Dan McCowan.

N. B.

Planters should taik panes to let me know, while the niggers tracks is fresh, if they want quick work and a good job.

It is scarcely necessary to say that his services were frequently employed to catch and bring back the poor runaways, and more than once had the Harcourt family been awakened in the night by his hounds, as they made the woods echo with their baying. Often had they pictured to themselves the terror of the poor wretches, over whose trail, with unerring scent, swept the monsters, who would tear them limb from limb, and whose only choice was death at their hands or the old life of labor and the lash.

Mr. Harcourt was a strong anti-slavery man. Holding these views, he had ever spoken consistently against slavery. He was also a man of deeds, as well as words, for many a poor fugitive had been assisted by him on his long and perilous journey northward in search of friends and the freedom he craved.

Owing to these proclivities, and to the fact that he had never taken pains to conceal his views, a mutual antipathy had long existed between Mr. Harcourt and Dan McCowan, the nigger-hunter. While the latter had no direct proofs, yet he had long suspected Mr. Harcourt of being a friend to, and a sympathizer with the very runaways whom it was his business to catch and return to the bondage they were endeavoring to escape from. Notwithstanding his dislike for the father, however, the fellow had conceived a violent attachment for Mary Harcourt, his daughter, and for a year past had greatly annoyed not only the poor girl herself, but the whole family, by his uncouth attentions.

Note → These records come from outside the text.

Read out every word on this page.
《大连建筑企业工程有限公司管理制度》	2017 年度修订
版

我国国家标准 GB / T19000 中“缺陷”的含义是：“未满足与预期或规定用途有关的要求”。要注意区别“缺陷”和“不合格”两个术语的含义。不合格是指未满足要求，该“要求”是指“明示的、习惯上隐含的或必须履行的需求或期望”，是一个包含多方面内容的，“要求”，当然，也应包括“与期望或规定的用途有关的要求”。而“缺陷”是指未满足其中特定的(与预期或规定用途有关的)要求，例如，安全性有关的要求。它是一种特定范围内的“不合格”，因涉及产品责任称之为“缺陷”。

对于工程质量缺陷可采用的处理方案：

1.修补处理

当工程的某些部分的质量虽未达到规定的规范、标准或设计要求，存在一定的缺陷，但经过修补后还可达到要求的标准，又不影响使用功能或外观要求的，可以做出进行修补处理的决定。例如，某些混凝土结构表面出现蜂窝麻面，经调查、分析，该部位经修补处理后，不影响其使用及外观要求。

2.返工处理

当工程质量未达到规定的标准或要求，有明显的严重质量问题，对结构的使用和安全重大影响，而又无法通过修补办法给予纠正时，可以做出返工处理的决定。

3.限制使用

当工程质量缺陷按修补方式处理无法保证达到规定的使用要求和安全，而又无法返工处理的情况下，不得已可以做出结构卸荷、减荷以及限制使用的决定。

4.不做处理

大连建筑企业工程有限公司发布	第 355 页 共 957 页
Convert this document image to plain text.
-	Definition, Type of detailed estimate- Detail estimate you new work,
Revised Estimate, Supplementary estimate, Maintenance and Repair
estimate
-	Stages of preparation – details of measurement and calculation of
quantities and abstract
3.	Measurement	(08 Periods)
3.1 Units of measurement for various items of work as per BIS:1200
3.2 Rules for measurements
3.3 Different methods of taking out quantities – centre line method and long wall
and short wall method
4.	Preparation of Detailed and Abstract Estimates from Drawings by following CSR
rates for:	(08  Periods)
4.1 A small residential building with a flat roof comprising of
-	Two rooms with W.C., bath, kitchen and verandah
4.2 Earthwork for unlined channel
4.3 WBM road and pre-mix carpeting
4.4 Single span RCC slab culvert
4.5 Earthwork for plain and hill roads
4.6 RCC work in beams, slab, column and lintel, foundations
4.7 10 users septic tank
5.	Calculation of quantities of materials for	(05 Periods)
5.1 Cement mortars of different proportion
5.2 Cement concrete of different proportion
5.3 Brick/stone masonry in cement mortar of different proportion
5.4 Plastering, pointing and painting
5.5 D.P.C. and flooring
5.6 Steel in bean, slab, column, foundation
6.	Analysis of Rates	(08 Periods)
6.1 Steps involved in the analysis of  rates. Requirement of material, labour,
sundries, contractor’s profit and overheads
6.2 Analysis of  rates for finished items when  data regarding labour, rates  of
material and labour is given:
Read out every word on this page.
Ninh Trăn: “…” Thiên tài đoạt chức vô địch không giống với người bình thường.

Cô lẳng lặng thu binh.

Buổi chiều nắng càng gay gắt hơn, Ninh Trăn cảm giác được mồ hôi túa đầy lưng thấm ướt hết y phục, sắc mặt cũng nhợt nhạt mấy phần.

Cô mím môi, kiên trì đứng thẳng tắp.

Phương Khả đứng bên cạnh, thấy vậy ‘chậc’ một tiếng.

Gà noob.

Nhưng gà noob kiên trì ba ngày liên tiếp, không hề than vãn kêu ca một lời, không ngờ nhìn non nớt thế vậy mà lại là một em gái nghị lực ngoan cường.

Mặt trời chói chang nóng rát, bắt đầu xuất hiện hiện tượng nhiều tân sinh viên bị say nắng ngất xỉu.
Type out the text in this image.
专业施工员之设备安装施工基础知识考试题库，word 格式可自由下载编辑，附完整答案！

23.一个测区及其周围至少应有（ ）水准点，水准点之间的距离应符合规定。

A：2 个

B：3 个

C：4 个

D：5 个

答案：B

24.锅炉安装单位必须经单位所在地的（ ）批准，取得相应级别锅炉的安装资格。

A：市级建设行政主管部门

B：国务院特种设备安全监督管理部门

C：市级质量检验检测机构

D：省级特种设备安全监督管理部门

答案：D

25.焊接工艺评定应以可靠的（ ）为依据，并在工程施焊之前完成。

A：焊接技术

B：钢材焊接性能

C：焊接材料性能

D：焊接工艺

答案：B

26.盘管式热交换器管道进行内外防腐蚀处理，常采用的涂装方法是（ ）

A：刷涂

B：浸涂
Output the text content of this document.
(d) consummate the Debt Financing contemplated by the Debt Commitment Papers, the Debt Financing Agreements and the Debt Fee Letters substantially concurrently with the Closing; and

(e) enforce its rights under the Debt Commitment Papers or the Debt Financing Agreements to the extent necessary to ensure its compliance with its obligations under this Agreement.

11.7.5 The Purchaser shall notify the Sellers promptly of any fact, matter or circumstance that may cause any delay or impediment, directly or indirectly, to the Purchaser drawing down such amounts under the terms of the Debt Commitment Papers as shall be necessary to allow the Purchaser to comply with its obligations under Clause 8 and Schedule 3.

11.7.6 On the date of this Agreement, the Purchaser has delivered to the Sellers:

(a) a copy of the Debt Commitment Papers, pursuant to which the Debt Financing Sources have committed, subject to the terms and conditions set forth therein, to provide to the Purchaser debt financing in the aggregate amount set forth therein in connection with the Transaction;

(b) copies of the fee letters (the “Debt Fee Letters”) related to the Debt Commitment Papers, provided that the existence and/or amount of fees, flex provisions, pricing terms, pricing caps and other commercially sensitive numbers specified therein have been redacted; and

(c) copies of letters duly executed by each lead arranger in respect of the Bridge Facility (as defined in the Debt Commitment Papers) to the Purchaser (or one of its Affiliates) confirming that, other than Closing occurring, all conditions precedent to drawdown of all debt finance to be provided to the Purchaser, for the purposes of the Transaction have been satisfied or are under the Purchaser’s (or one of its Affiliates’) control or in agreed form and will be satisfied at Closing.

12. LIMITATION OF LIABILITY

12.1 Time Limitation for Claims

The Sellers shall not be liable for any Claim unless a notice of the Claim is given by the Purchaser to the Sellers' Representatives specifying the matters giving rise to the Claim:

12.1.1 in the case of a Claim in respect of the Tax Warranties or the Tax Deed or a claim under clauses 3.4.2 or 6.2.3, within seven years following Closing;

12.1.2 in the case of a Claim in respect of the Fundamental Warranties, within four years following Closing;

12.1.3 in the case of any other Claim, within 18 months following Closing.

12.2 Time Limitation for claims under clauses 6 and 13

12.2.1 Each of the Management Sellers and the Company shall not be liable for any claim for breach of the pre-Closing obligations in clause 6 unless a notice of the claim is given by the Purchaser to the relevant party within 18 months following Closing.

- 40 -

Finally, Mr. Harcourt told him plainly that his attentions to his daughter were extremely distasteful to her, and added a polite, yet firm request, that he cease his troublesome visits.

Mary, who was a young lady of sweet and lovely disposition, possessing both intelligence and refinement, shrank from the fellow as she should from a viper in her path; while his odious attempts to lavish his unsought affections upon her so disgusted and frightened her that she always avoided his presence.

Dan McCowan, however, was just the man, when thwarted in his plans, to at once take steps for revenge. For some time he had kept a close espionage of the house and the movements of its inmates. He had somehow obtained possession of the knowledge that young Harcourt was in the Union army, and he determined to use this in his well-laid plans to persecute the poor girl, who had been so unfortunate as to have been the object of his passion.